News that the chairman suddenly had doubts about the CEO set off a board-level crisis, but this time Piech went too far. With VW nosing ahead of Toyota as the world’s largest automaker and profits billowing, the board sided with Winterkorn. Vanquished, Piech resigned, as did his wife, Ursula, also a board member. When the diesel scandal erupted, Piech gained a measure of revenge as Winterkorn resigned and was replaced by a Piech favorite, Matthias Mueller. Oh, but what a price: In the wake of the diesel mess, VW’s shares have plummeted, cutting the value of the Piech-Porsche family’s holdings at one point by as much as $11 billion.

The Takata train wreck

The maker of airbag inflators continued its blundering ways in 2015. It’s in hot water for making inflators that can explode too forcefully and spray vehicle occupants with shards of metal and plastic. That’s bad enough, but then it was revealed that Takata had provided its largest customer, Honda, with incorrect data related to its inflators. Takata agreed to pay $70 million cash as part of a consent order with the National Highway Traffic Safety Administration for Takata’s violations of the Motor Vehicle Safety Act but could end up paying a whole lot more if it violates the terms of the order or U.S. auto safety laws.

The hug

The opening of UAW and FCA contract talks in July was highlighted by an emphatic man-hug between union boss Dennis Williams and FCA CEO Sergio Marchionne and rankled the rank and file, used to seeing their leaders confronting, pushing, challenging management, not some buddy-buddy bromance. Then the union leaders and the company announced a deal in September, after no strike, no walkout.

It included the first raise in 10 years for veteran, Tier 1 workers and a path for lower-tier worker pay to climb to as much as $25 an hour over the four-year term of the contract. But the membership spiked it — decidedly.

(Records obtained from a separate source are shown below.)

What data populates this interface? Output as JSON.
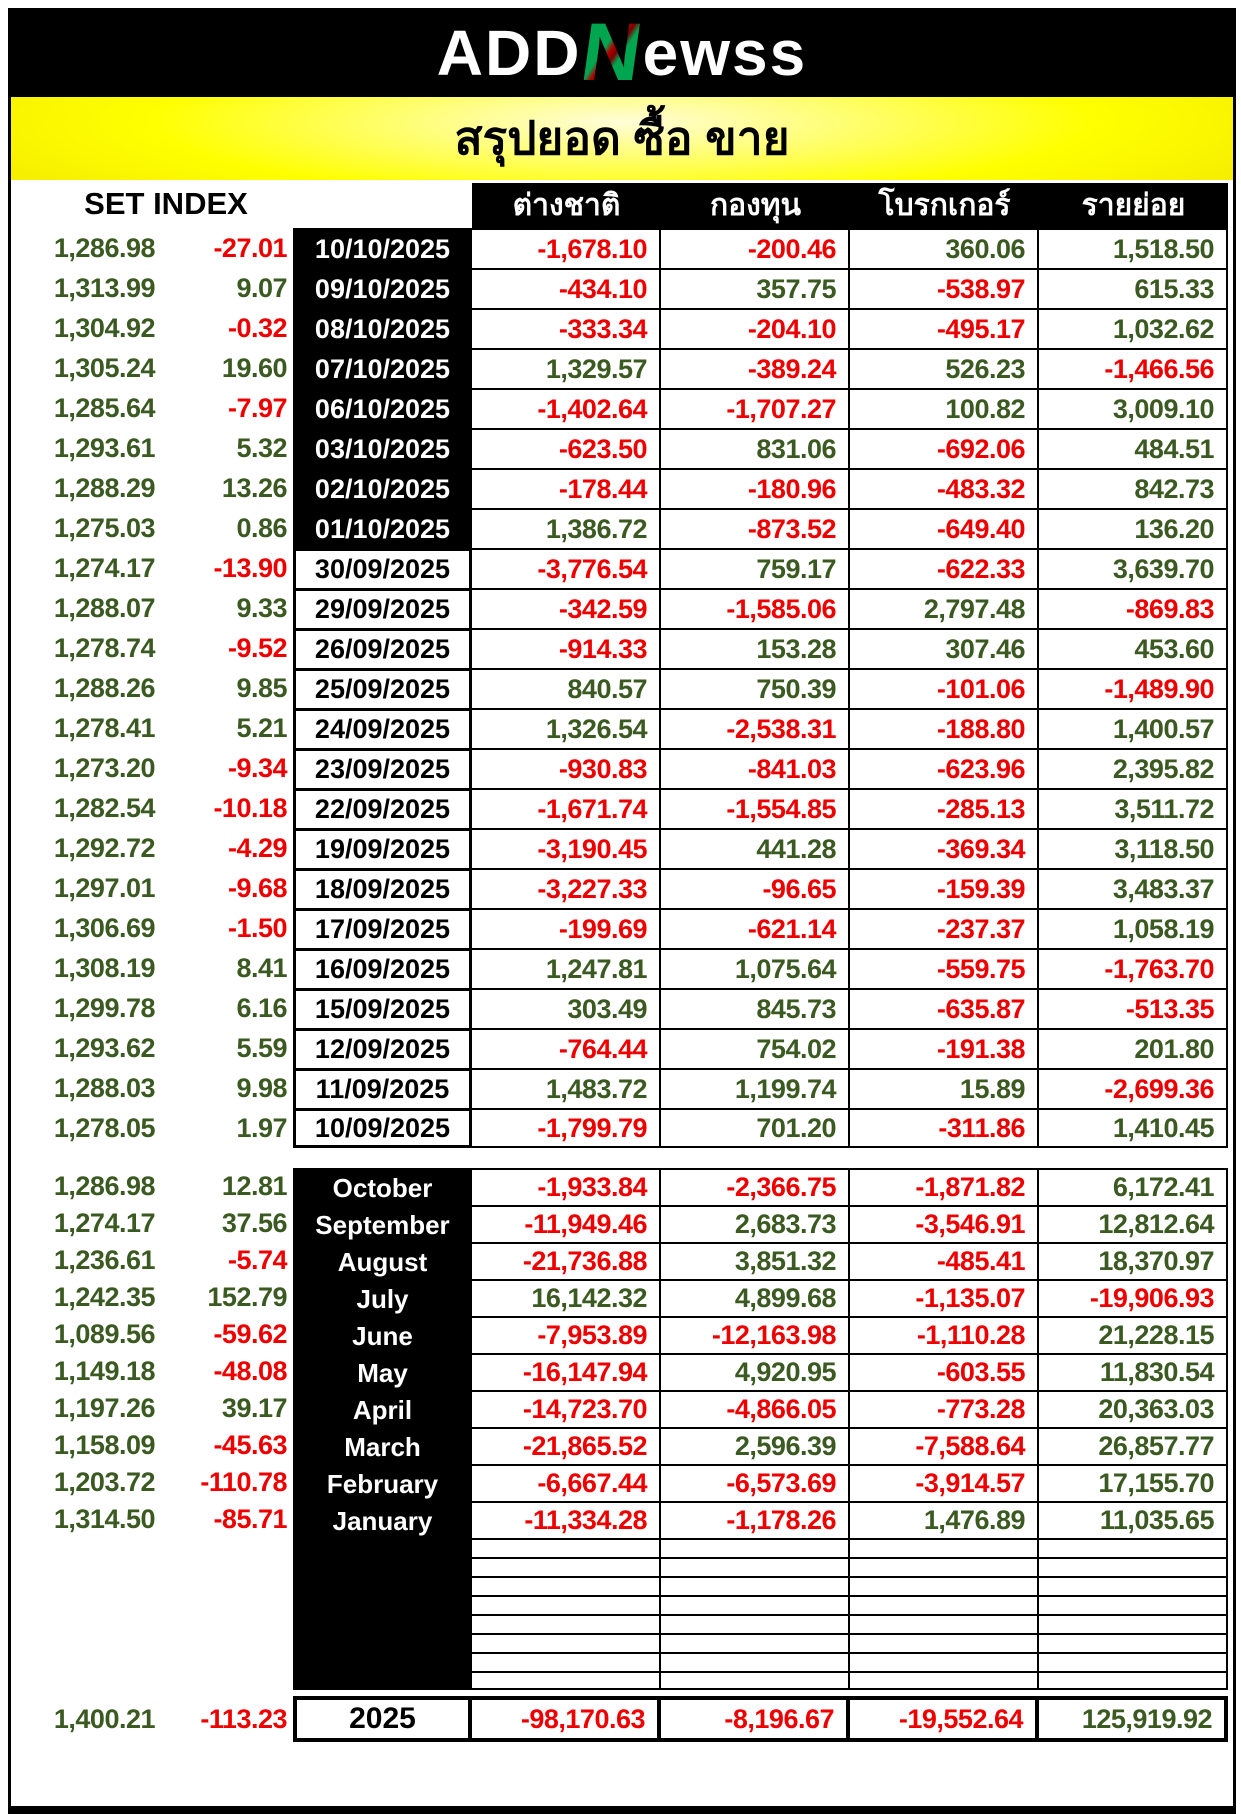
{
  "header": {
    "logo": {
      "part1": "ADD",
      "part2": "N",
      "part3": "ewss"
    },
    "title": "สรุปยอด ซื้อ ขาย"
  },
  "chart_data": {
    "type": "table",
    "title": "สรุปยอด ซื้อ ขาย",
    "set_index_label": "SET INDEX",
    "investor_columns": [
      "ต่างชาติ",
      "กองทุน",
      "โบรกเกอร์",
      "รายย่อย"
    ],
    "daily_rows": [
      {
        "set_index": "1,286.98",
        "change": "-27.01",
        "date": "10/10/2025",
        "date_highlight": true,
        "values": [
          "-1,678.10",
          "-200.46",
          "360.06",
          "1,518.50"
        ]
      },
      {
        "set_index": "1,313.99",
        "change": "9.07",
        "date": "09/10/2025",
        "date_highlight": true,
        "values": [
          "-434.10",
          "357.75",
          "-538.97",
          "615.33"
        ]
      },
      {
        "set_index": "1,304.92",
        "change": "-0.32",
        "date": "08/10/2025",
        "date_highlight": true,
        "values": [
          "-333.34",
          "-204.10",
          "-495.17",
          "1,032.62"
        ]
      },
      {
        "set_index": "1,305.24",
        "change": "19.60",
        "date": "07/10/2025",
        "date_highlight": true,
        "values": [
          "1,329.57",
          "-389.24",
          "526.23",
          "-1,466.56"
        ]
      },
      {
        "set_index": "1,285.64",
        "change": "-7.97",
        "date": "06/10/2025",
        "date_highlight": true,
        "values": [
          "-1,402.64",
          "-1,707.27",
          "100.82",
          "3,009.10"
        ]
      },
      {
        "set_index": "1,293.61",
        "change": "5.32",
        "date": "03/10/2025",
        "date_highlight": true,
        "values": [
          "-623.50",
          "831.06",
          "-692.06",
          "484.51"
        ]
      },
      {
        "set_index": "1,288.29",
        "change": "13.26",
        "date": "02/10/2025",
        "date_highlight": true,
        "values": [
          "-178.44",
          "-180.96",
          "-483.32",
          "842.73"
        ]
      },
      {
        "set_index": "1,275.03",
        "change": "0.86",
        "date": "01/10/2025",
        "date_highlight": true,
        "values": [
          "1,386.72",
          "-873.52",
          "-649.40",
          "136.20"
        ]
      },
      {
        "set_index": "1,274.17",
        "change": "-13.90",
        "date": "30/09/2025",
        "date_highlight": false,
        "values": [
          "-3,776.54",
          "759.17",
          "-622.33",
          "3,639.70"
        ]
      },
      {
        "set_index": "1,288.07",
        "change": "9.33",
        "date": "29/09/2025",
        "date_highlight": false,
        "values": [
          "-342.59",
          "-1,585.06",
          "2,797.48",
          "-869.83"
        ]
      },
      {
        "set_index": "1,278.74",
        "change": "-9.52",
        "date": "26/09/2025",
        "date_highlight": false,
        "values": [
          "-914.33",
          "153.28",
          "307.46",
          "453.60"
        ]
      },
      {
        "set_index": "1,288.26",
        "change": "9.85",
        "date": "25/09/2025",
        "date_highlight": false,
        "values": [
          "840.57",
          "750.39",
          "-101.06",
          "-1,489.90"
        ]
      },
      {
        "set_index": "1,278.41",
        "change": "5.21",
        "date": "24/09/2025",
        "date_highlight": false,
        "values": [
          "1,326.54",
          "-2,538.31",
          "-188.80",
          "1,400.57"
        ]
      },
      {
        "set_index": "1,273.20",
        "change": "-9.34",
        "date": "23/09/2025",
        "date_highlight": false,
        "values": [
          "-930.83",
          "-841.03",
          "-623.96",
          "2,395.82"
        ]
      },
      {
        "set_index": "1,282.54",
        "change": "-10.18",
        "date": "22/09/2025",
        "date_highlight": false,
        "values": [
          "-1,671.74",
          "-1,554.85",
          "-285.13",
          "3,511.72"
        ]
      },
      {
        "set_index": "1,292.72",
        "change": "-4.29",
        "date": "19/09/2025",
        "date_highlight": false,
        "values": [
          "-3,190.45",
          "441.28",
          "-369.34",
          "3,118.50"
        ]
      },
      {
        "set_index": "1,297.01",
        "change": "-9.68",
        "date": "18/09/2025",
        "date_highlight": false,
        "values": [
          "-3,227.33",
          "-96.65",
          "-159.39",
          "3,483.37"
        ]
      },
      {
        "set_index": "1,306.69",
        "change": "-1.50",
        "date": "17/09/2025",
        "date_highlight": false,
        "values": [
          "-199.69",
          "-621.14",
          "-237.37",
          "1,058.19"
        ]
      },
      {
        "set_index": "1,308.19",
        "change": "8.41",
        "date": "16/09/2025",
        "date_highlight": false,
        "values": [
          "1,247.81",
          "1,075.64",
          "-559.75",
          "-1,763.70"
        ]
      },
      {
        "set_index": "1,299.78",
        "change": "6.16",
        "date": "15/09/2025",
        "date_highlight": false,
        "values": [
          "303.49",
          "845.73",
          "-635.87",
          "-513.35"
        ]
      },
      {
        "set_index": "1,293.62",
        "change": "5.59",
        "date": "12/09/2025",
        "date_highlight": false,
        "values": [
          "-764.44",
          "754.02",
          "-191.38",
          "201.80"
        ]
      },
      {
        "set_index": "1,288.03",
        "change": "9.98",
        "date": "11/09/2025",
        "date_highlight": false,
        "values": [
          "1,483.72",
          "1,199.74",
          "15.89",
          "-2,699.36"
        ]
      },
      {
        "set_index": "1,278.05",
        "change": "1.97",
        "date": "10/09/2025",
        "date_highlight": false,
        "values": [
          "-1,799.79",
          "701.20",
          "-311.86",
          "1,410.45"
        ]
      }
    ],
    "monthly_rows": [
      {
        "set_index": "1,286.98",
        "change": "12.81",
        "month": "October",
        "values": [
          "-1,933.84",
          "-2,366.75",
          "-1,871.82",
          "6,172.41"
        ]
      },
      {
        "set_index": "1,274.17",
        "change": "37.56",
        "month": "September",
        "values": [
          "-11,949.46",
          "2,683.73",
          "-3,546.91",
          "12,812.64"
        ]
      },
      {
        "set_index": "1,236.61",
        "change": "-5.74",
        "month": "August",
        "values": [
          "-21,736.88",
          "3,851.32",
          "-485.41",
          "18,370.97"
        ]
      },
      {
        "set_index": "1,242.35",
        "change": "152.79",
        "month": "July",
        "values": [
          "16,142.32",
          "4,899.68",
          "-1,135.07",
          "-19,906.93"
        ]
      },
      {
        "set_index": "1,089.56",
        "change": "-59.62",
        "month": "June",
        "values": [
          "-7,953.89",
          "-12,163.98",
          "-1,110.28",
          "21,228.15"
        ]
      },
      {
        "set_index": "1,149.18",
        "change": "-48.08",
        "month": "May",
        "values": [
          "-16,147.94",
          "4,920.95",
          "-603.55",
          "11,830.54"
        ]
      },
      {
        "set_index": "1,197.26",
        "change": "39.17",
        "month": "April",
        "values": [
          "-14,723.70",
          "-4,866.05",
          "-773.28",
          "20,363.03"
        ]
      },
      {
        "set_index": "1,158.09",
        "change": "-45.63",
        "month": "March",
        "values": [
          "-21,865.52",
          "2,596.39",
          "-7,588.64",
          "26,857.77"
        ]
      },
      {
        "set_index": "1,203.72",
        "change": "-110.78",
        "month": "February",
        "values": [
          "-6,667.44",
          "-6,573.69",
          "-3,914.57",
          "17,155.70"
        ]
      },
      {
        "set_index": "1,314.50",
        "change": "-85.71",
        "month": "January",
        "values": [
          "-11,334.28",
          "-1,178.26",
          "1,476.89",
          "11,035.65"
        ]
      }
    ],
    "empty_row_count": 8,
    "total_row": {
      "set_index": "1,400.21",
      "change": "-113.23",
      "label": "2025",
      "values": [
        "-98,170.63",
        "-8,196.67",
        "-19,552.64",
        "125,919.92"
      ]
    }
  },
  "colors": {
    "positive": "#3B5A21",
    "negative": "#EF0000",
    "banner_yellow": "#FFFF00",
    "header_bg": "#000000"
  }
}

Williams and Marchionne were forced back to the bargaining table to hammer out a more generous deal for workers.

The Alfa Romeo 4C

The curvaceous two-seater was supposed to put an exclamation point on the Italian racing brand’s return to the U.S. market. Made from a combination of aluminum and carbon fiber, the midengine car was touted to offer a better 0-to-60 mph time than the Audi TT and Porsche Cayman. It is powered by an aluminum-block inline four-cylinder powerplant rated at a thrilling 258 pounds-feet of torque and sports a dual-clutch gearbox. All that for a sticker price of $55,195, including shipping.

But it also has a high and wide door sill that requires the driver to perform an acrobatic move worthy of a high jumper to exit the car. It also has no trunk, so if you’re heading to the airport, you choose: Companion or luggage? Through November, FCA sold 606 of the cars and had another 213 in inventory.

The Ford F-150 crash-test do-over

The 2015 SuperCrew version of the pickup passed the Insurance Institute for Highway Safety’s small-overlap crash test with flying colors, thanks in large part to tubular bars welded to the truck’s frame in the front wheel wells. That was great for Ford because IIHS normally tests just a single version of the pickup — the SuperCrew! — to derive its highly coveted top safety ratings. But what’s not so awesome? The regular cab and SuperCab versions of the truck didn’t have those bars. When IIHS decided to test a SuperCab, it was rated “marginal” in the same offset test. It was an embarrassment for the otherwise highly touted aluminum truck. After the details spilled out, Ford said it will add “countermeasures” to the regular cab and SuperCab versions for the 2016 model year.